How a Friend’s Strength Taught Me to Cope With ALS

How a Friend’s Strength Taught Me to Cope With ALS

“It’s hard to make predictions … especially about the future.” Yogi Berra

Gamblers and non-gaming speculators fervently seek out “sure things.” In the absence of that, both groups attempt to identify situations where probability weighs heavily in their favor. Some may conspire to unscrupulously influence the odds in their favor by employing techniques like stacking the deck, loading the dice, accessing inside information, or bribing officials.

Risk-averse folks likewise gravitate toward certainty. Almost universally, humankind will opt for a guiding light versus complete darkness.

ALS offers only one given. Death. Outside of that, it renders you completely blind. About 90 percent of those afflicted never see the locomotive hurtling toward them. Given that the cause and risk factors remain unknowns, pre-emptive preventive action is not a possibility.

Even those aware of the potential peril — the familiarly predisposed — never know, until after the fact, whether they will be heredity’s victim. The diagnosis is just an educated guess. There is no definitive test, only a battery of examinations to exclude all other explanations for the symptoms. In the absence of an assignable cause, ALS is assumed to be the culprit.

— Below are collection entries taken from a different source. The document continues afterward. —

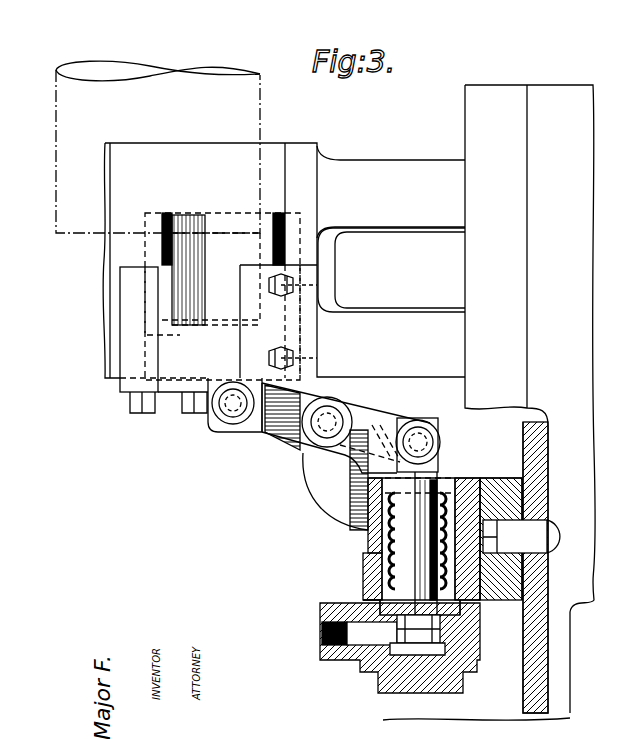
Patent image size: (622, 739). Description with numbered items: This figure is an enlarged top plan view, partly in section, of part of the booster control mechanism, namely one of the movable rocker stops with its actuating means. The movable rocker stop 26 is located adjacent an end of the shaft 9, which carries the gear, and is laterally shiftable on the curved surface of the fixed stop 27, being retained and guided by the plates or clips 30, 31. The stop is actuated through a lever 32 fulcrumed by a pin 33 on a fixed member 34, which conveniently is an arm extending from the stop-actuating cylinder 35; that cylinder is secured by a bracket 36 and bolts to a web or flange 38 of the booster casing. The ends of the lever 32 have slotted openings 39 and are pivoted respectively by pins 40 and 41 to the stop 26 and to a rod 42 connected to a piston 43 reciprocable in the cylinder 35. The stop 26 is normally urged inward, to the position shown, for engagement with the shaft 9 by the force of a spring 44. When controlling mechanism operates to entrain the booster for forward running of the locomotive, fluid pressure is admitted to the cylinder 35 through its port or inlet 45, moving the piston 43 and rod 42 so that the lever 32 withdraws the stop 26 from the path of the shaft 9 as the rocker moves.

The shaft 9 is at (262, 110).
The movable rocker stop 26 is at (150, 250).
The fixed stop 27 is at (275, 187).
The plate or clip 30 is at (164, 340).
The plate or clip 31 is at (278, 321).
The lever 32 is at (280, 435).
The pin 33 is at (340, 410).
The fixed member 34 is at (312, 486).
The stop-actuating cylinder 35 is at (368, 572).
The bracket 36 is at (480, 480).
The web or flange 38 is at (548, 462).
The slotted opening 39 is at (208, 425).
The pin 40 is at (232, 410).
The pin 41 is at (440, 433).
The rod 42 is at (398, 550).
The piston 43 is at (370, 598).
The spring 44 is at (385, 540).
The port or inlet 45 is at (322, 631).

As if all of that weren’t bad enough, the pronouncement that you are likely to have ALS includes no accurate foretelling of what lies ahead, only broad generalities. One study suggested a predictive method with the following caveat: “The model may predict a median survival of as much as 4 years or as little as 8 months, and even less in patients with respiratory involvement. The true survival time falls between half and twice the median in about half of the patients.” Clear as mud. That analysis is either not well known, or not explicitly trusted by clinicians. In visits to six ALS clinics in four states, a prognostic has never been shared with me.

You cannot even turn to a fellow sufferer for a reliable rendering of what to expect. The heterogeneity of ALS precludes that. What one has experienced does not fully translate into a meaningful fortunetelling for anyone else. In many cases the disease progression will be vastly different: “With profound clinical, prognostic, neuropathological, and now genetic heterogeneity, the concept of ALS as one disease appears increasingly untenable.”

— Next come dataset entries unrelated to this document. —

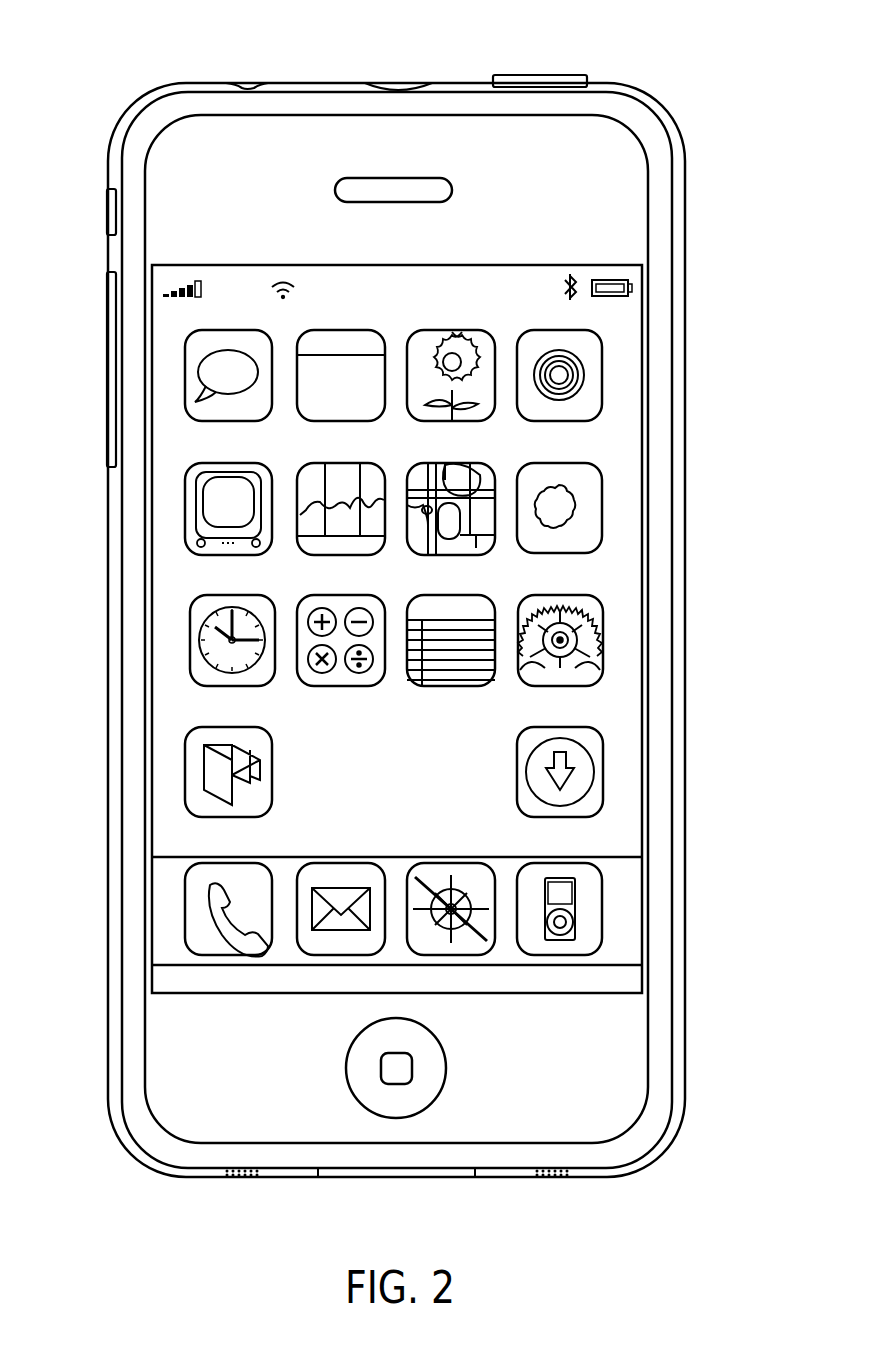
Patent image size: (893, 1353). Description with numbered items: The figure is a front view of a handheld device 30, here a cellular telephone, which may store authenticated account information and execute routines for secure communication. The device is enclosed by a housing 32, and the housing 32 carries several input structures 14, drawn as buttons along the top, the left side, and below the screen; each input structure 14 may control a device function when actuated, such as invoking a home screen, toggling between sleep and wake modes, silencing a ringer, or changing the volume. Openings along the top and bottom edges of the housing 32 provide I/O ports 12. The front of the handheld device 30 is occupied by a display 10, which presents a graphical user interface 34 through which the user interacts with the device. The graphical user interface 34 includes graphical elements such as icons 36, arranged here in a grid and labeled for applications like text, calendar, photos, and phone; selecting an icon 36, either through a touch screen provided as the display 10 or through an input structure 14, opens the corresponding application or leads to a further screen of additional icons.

The display 10 is at (643, 506).
The I/O ports 12 is at (247, 83).
The input structures 14 is at (540, 75).
The handheld device 30 is at (132, 50).
The housing 32 is at (684, 262).
The graphical user interface 34 is at (162, 595).
The icons 36 is at (340, 330).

Among the few similarities to be counted on are the devastation when the damnable news is initially presented, the constant self-surveillance for signs of deterioration, and the coping with the loss of all semblance of a hoped-for destiny. To again quote Berra, “The future ain’t what it used to be.”

ALS is wicked.

Last week a couple of folks judged my article to be of the “feel-good” variety. Nothing could be further from my intent. Like many of my columns, it was merely an example of trying to cope. Not in any “here’s how” sort of way, but rather as acknowledgment of the importance of the effort, no matter the method one chooses. Suggested coping strategies abound. From general listings to specific ones, poignantly penned by people in the throes of a terminal illness, the menu options for distraction, diversion, channeling, and purposeful life are plentiful.

Admittedly, I do tend to be an optimistic sort. My default glass is half-full. Of course there are the unavoidable instances where the barkeep leaves my container half-empty. Not surprising, more so after the advent of ALS. Recently my pastor offered advice. Regardless of how the meniscus level is perceived, always strive to make the glass larger. Consciously increase the capacity to take in life. That is now a go-to weapon in my coping arsenal.

Plus, there is the matter of the promise I made to a man, Randy Watkins. Introduced at work in 1980, we became friendly hallway passersby and later genuine friends via a shared fondness of golf. He was diagnosed with ALS after I was, knew of my condition, and sought my advice relative to my atypically slow progression. We compared notes, commiserated, and dreamed of tee times upon the return of our health. In short, we propped each other up. For over three years, we were in contact at least once a week and often daily. Our friendship deepened immensely.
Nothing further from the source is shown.